• 12 eylül denince en çok hatırlanan isim. nüfus kağıdına göre 1961 şebinkarahisar doğumlu, gerçek doğum tarihi tartışmalı, halkın kurtuluşu örgütünden, ankara yapı meslek lisesi öğrencisi.

    2 şubat 1980 tarihinde ankara aşağı ayrancı'da bir öğrencinin öldürülmesini protesto için toplanan gruba askeri inzibatlar (o dönem sıkıyönetim olduğu için as.iz.ler polislerle beraber çalışıyordu) müdahale edince çatışma çıkar. silahlı çatışmada giresun çamoluk nüfusuna kayıtlı inzibat askeri zekeriya önge vurulur. cinayet şüpheleri kalabalığa ateş ederken yakalanan mitingin korumalarının, bunlardan da erdal'ın üstünde toplanır. erdal hakkında cinayetten hızla dava açılır ve dava bir buçuk ay içinde idam cezasıyla neticelenir. avukatların yaş küçüklüğünden olay yeri teşhisine kadar ileri sürdüğü itirazların hepsi reddedilir. neticede 13 aralık 1980 gecesi ulucanlar cezaevinde idam edilen erdal eren karşıyaka mezarlığında defnedilir.

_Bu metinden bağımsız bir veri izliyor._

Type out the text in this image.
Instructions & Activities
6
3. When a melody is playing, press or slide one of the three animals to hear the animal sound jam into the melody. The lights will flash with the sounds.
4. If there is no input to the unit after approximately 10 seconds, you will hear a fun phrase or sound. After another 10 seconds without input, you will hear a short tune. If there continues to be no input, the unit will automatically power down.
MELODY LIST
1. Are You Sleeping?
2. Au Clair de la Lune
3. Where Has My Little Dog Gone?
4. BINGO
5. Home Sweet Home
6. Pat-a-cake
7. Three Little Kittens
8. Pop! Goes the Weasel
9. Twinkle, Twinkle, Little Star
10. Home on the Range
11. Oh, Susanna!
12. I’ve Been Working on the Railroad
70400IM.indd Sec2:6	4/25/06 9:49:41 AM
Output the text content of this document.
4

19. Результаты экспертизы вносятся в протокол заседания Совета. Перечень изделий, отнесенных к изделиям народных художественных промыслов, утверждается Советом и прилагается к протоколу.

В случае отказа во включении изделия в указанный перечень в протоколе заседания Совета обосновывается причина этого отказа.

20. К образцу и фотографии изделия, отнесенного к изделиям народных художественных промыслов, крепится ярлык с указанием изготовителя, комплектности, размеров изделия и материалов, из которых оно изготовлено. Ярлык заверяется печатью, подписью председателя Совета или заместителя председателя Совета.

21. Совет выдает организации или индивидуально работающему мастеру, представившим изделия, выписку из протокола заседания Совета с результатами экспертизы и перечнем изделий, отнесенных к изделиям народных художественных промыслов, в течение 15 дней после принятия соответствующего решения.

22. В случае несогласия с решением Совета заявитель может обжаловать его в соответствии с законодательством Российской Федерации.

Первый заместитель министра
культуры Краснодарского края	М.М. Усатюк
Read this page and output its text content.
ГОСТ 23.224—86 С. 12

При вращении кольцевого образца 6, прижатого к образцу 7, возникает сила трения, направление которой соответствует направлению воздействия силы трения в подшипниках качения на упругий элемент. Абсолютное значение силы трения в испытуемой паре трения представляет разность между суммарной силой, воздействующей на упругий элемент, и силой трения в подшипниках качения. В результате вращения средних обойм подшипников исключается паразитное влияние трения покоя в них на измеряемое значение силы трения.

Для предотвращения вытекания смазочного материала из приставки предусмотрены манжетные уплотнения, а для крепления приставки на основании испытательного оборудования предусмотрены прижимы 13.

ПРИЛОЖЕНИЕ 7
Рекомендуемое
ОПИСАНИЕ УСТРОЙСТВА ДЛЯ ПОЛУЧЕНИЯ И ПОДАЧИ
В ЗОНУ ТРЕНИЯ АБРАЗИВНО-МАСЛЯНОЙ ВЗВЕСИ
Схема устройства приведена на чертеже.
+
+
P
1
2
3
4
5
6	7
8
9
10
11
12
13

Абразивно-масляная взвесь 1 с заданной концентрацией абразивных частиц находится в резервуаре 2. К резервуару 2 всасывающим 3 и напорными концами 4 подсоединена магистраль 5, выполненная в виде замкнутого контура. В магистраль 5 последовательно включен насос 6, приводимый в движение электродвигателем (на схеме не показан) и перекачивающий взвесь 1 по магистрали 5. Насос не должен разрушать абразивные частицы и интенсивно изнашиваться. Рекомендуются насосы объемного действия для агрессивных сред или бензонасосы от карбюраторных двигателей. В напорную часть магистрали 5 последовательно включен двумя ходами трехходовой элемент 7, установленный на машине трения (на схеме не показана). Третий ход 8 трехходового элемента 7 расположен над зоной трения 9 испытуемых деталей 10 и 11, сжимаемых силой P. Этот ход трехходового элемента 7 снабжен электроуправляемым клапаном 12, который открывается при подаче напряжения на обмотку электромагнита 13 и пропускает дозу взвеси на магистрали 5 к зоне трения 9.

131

    özellikle erdal'ın henüz reşit olmadığı iddiaları çokça dillendirilmiştir. halen "idam edilmesi için yaşı büyütüldü" falan yazar. bunun alakası yok, zira nüfus kaydındaki değişiklikler mahkeme kararıyla yapılır. idare bir de "şahsın asılabilmesi için tashihine" diye mi dava açmış? erdal eren'in resmiyette doğum tarihi eylül 1961. ama ailesinden avukatlara "bir an önce okulunu bitirsin diye nüfusa biraz büyük yazdırdık" denmiş ve avukatların bu taleplerine işte ret cevabı verilmiş. daha sonra da kemik ölçümüne bakılarak "18 yaşında olabilir" türü bir karar verilmiş. gerçek doğum tarihi ise birçok sitede 1963 yahut 1964 olarak görülüyor ama muhtemelen avukatının iddia ettiği "mart 1962" en doğruluk payı yüksek tahmin olacak... hal böyleyken kemik ölçümü üzerinden "18 yaşında görünmesi" doğru olsa gerek. ayrıca erdal eren'in gerçekten o inzibatı vurup vurmadığı da tartışmalıdır (ülkücüler sadece mahkeme kararı üstünde durur, solcularsa sadece yaş büyütme iddialarına saplanır, davadaki şaibeler eksik kalır). davaya bakan askeri yargıtay üyelerinden biri delilleri değerlendirerek kesin bir hükme varılamayacağını, kendi görevli olduğu dairenin de bu yüzden kararı bozduğunu ama yukarıdan gelen bir emirle kararın kesinleştiğini anlatmaktadır.